Opinion
August 2, 1979
Coughlin Gerhart (Frank W. Miller of counsel), for defendants.
Miller Balok (David J. Scott of counsel), for plaintiffs.
Motion by defendant to dismiss the complaint under CPLR 3211 (subd [a], par 7) for failure to state a cause of action or for an order under CPLR 3212 for summary judgment.
The complaint, by a nine-year-old boy and his parents, asks for damages based on illness suffered by the boy from chewing a piece of unwrapped mud-covered gum which he found on the floor of a school bus while being transported to school in the morning. The gum is alleged to have been "coated with phencyclidine (PCP), better known as 'Angel Dust,' a dangerous and potentially lethal drug".
The negligence charged in the complaint against the defendants is failure "to properly maintain the interior of the school bus and * * * to properly supervise infants, such as Matthew Scott Hatlee, during the ride to school".
On a motion to dismiss a complaint for failure to state a cause of action "the court is no longer limited to a consideration of the pleading itself but may consider extrinsic matter submitted by the parties in disposing of the motion." (Kelly v Bank of Buffalo, 32 A.D.2d 875; Hamilton Print. Co. v Payne Corp., 26 A.D.2d 876.)

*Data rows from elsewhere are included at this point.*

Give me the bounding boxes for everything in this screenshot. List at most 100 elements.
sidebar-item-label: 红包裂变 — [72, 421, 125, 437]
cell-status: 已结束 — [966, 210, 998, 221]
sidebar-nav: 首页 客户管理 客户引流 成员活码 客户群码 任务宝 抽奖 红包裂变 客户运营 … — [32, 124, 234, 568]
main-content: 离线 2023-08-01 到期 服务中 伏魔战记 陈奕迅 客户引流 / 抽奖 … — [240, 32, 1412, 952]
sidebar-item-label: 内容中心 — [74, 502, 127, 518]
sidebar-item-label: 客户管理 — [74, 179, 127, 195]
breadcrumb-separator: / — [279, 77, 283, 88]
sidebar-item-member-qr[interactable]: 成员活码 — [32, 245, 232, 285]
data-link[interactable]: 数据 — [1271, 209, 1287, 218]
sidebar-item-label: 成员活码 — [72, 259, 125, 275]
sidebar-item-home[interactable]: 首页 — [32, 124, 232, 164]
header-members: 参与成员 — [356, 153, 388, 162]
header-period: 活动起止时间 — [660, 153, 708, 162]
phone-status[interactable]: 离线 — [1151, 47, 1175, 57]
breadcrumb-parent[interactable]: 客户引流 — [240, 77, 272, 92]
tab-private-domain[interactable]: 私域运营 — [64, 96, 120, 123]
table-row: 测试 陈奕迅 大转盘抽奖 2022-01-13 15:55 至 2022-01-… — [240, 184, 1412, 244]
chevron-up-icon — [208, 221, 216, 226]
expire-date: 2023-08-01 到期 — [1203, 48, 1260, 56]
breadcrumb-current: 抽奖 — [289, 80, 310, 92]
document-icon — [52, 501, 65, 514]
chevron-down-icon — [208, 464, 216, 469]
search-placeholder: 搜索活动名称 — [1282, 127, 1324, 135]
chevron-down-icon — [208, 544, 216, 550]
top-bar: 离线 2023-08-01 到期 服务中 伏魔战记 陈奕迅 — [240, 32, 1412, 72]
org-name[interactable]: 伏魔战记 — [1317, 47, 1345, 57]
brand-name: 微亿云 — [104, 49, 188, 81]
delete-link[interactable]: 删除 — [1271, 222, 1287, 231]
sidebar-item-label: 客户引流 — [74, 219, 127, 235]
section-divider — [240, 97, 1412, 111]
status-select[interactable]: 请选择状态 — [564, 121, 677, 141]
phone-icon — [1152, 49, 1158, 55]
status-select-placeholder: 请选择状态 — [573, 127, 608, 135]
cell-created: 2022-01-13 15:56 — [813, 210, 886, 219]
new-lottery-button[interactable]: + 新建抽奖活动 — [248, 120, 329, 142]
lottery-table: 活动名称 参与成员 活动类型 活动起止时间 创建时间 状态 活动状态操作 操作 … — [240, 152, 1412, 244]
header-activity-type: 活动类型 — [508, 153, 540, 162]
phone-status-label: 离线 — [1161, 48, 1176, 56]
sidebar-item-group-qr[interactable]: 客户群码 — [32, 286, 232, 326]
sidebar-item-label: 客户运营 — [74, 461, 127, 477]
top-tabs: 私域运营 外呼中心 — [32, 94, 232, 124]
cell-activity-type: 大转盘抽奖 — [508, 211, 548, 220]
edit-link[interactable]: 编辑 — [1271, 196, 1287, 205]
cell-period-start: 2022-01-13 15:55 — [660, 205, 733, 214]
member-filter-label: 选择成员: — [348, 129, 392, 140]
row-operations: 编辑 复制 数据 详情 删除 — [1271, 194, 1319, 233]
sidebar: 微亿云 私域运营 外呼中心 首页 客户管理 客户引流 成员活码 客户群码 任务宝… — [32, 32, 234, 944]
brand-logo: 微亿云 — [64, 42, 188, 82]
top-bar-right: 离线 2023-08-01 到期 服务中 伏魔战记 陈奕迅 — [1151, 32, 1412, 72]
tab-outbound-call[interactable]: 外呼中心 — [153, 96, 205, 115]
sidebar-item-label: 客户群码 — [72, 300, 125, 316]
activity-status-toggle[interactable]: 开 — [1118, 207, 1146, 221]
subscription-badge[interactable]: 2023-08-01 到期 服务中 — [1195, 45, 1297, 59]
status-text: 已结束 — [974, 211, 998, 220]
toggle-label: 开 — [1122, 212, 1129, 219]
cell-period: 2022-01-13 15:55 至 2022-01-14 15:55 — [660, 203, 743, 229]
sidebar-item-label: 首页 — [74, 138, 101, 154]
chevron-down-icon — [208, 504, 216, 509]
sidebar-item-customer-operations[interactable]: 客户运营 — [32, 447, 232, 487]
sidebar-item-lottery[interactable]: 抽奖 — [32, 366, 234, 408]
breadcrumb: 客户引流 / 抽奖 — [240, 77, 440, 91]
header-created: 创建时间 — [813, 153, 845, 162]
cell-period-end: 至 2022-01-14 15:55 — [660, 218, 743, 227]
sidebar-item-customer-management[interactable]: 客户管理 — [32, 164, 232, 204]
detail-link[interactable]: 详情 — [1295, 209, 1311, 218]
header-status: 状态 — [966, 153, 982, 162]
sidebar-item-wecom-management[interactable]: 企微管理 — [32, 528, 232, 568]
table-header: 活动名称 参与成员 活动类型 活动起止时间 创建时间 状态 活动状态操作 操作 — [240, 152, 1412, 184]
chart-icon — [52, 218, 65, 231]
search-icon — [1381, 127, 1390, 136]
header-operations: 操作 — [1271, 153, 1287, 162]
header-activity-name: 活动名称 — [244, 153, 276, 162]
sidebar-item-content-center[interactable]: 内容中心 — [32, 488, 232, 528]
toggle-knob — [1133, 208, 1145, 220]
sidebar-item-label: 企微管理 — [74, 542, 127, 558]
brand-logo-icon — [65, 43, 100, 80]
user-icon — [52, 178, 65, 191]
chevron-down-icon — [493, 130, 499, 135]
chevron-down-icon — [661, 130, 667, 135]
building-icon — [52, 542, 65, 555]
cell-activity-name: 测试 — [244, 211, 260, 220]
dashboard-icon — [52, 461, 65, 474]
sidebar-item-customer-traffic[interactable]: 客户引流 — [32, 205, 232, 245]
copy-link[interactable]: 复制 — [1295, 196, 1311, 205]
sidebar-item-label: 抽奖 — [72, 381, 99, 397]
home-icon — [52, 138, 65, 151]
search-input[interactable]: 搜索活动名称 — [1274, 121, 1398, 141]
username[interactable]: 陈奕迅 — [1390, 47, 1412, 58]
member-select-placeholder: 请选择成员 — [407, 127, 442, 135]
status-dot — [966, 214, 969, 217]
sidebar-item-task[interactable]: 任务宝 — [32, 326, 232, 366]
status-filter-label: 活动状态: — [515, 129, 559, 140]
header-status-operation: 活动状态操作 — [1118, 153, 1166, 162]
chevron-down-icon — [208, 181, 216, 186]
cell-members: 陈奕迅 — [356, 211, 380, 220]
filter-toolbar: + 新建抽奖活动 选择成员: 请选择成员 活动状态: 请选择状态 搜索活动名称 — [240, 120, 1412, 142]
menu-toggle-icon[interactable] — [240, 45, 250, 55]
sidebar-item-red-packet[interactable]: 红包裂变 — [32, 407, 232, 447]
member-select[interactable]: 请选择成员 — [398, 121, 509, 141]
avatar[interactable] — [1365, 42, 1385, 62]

Considering the motions therefore as one for summary judgment, the court has examined the factual proof contained in the affidavits and the examinations before trial and has reached the conclusion that the motion for summary judgment dismissing the complaint should be granted. Even if there was a duty on the defendants to keep the school bus floor in a reasonably clean condition and to provide "such reasonable supervision and care as the circumstances demand" (Williams v Board of Trustees of Dist. No. 1, Town of Eaton, 204 App. Div. 566, 568), and even if they were derelict in such duties (which does not seem to be the case), the risk of such danger as occurred was not by the wildest stretch of imagination reasonably foreseeable.
It is conceded that the defendant bus driver was not aware of the piece of gum on the floor, aside from the fact that it contained a harmful drug (if it did). It also appears that no one has any knowledge of who put it there or when or how long it had been there. The driver testified that she has two bus runs each morning. The infant plaintiff was on the second run which commences at 8 o'clock and which usually carries about 30 children. In the 5 to 10 minutes between the two runs she regularly "picked up the papers and swept it as it needed it or washed it as it needed it". She has noticed the remains of candy bars or gum on the floor, but "[u]sually it's nothing you'd want to put in your mouth, though". There have never been complaints to her in her 18 years of bus driving concerning the tidiness of the floor and she has never had any knowledge of any of the students using drugs on the bus.
None of the affidavits or the examinations before trial contain any reference to lack of proper supervision on the bus and, in the absence of notice of any specific problems arising, the driver of a bus containing 30 children can exert very little supervision except by the authority of her presence.
The real difficulty with plaintiffs' case is that the presence of the gum on the floor did not in and of itself represent a dangerous condition. It was dangerous only if it contained the harmful chemical alleged, of which the defendant driver had no notice and for the presence of which she was certainly not chargeable. (Cf. Irizarry v City of New York, 52 A.D.2d 807.)
The issue of proximate cause presents an even greater obstacle to plaintiffs. Nothing has been presented which would lead a reasonably prudent person to conclude that some act of commission or omission by defendant driver was likely to result in such an injury as took place. To hold otherwise would be to say that she should reasonably have foreseen that (1) someone would deliberately discard or accidently lose an unchewed piece of gum on the floor; (2) that it would be coated with a dangerous chemical; and (3) that a nine year old, in spite of warnings by his parents against eating things from the floor, would pick it up and chew it, thin mud coating and all. The court refuses to accept these assumptions. The statement in Ward v State of New York ( 81 Misc.2d 583, 586-587) is particularly appropriate:
"One of the prerequisites of liability based on negligence is that the risk of injury or damage must have been reasonably foreseeable. Foreseeability of the risk of injury or damage is the quintessential and indispensable requisite of negligence, the conditio sine qua non. In other words, negligence is gauged by the ability to anticipate; the risk must lie within the range of apprehension. * * *
"Not every possible accident due to unusual and reasonably foreseeable combinations of circumstances is included in the concept of actionable negligence; reasonable foresight is required, but not prophetic vision. The test of actionable negligence is not what could have been done to have prevented a particular accident, but what a reasonably prudent and careful person would have done under the circumstances in the discharge of his duty to the injured party. Failure to guard against a remote possibility of accident, or one which could not, in the exercise of ordinary care, be foreseen, does not constitute negligence. Negligence does not exist unless there is a reasonable likelihood of danger as the result of the act complained of."
For the reasons set forth, the court holds that the complaint should be dismissed.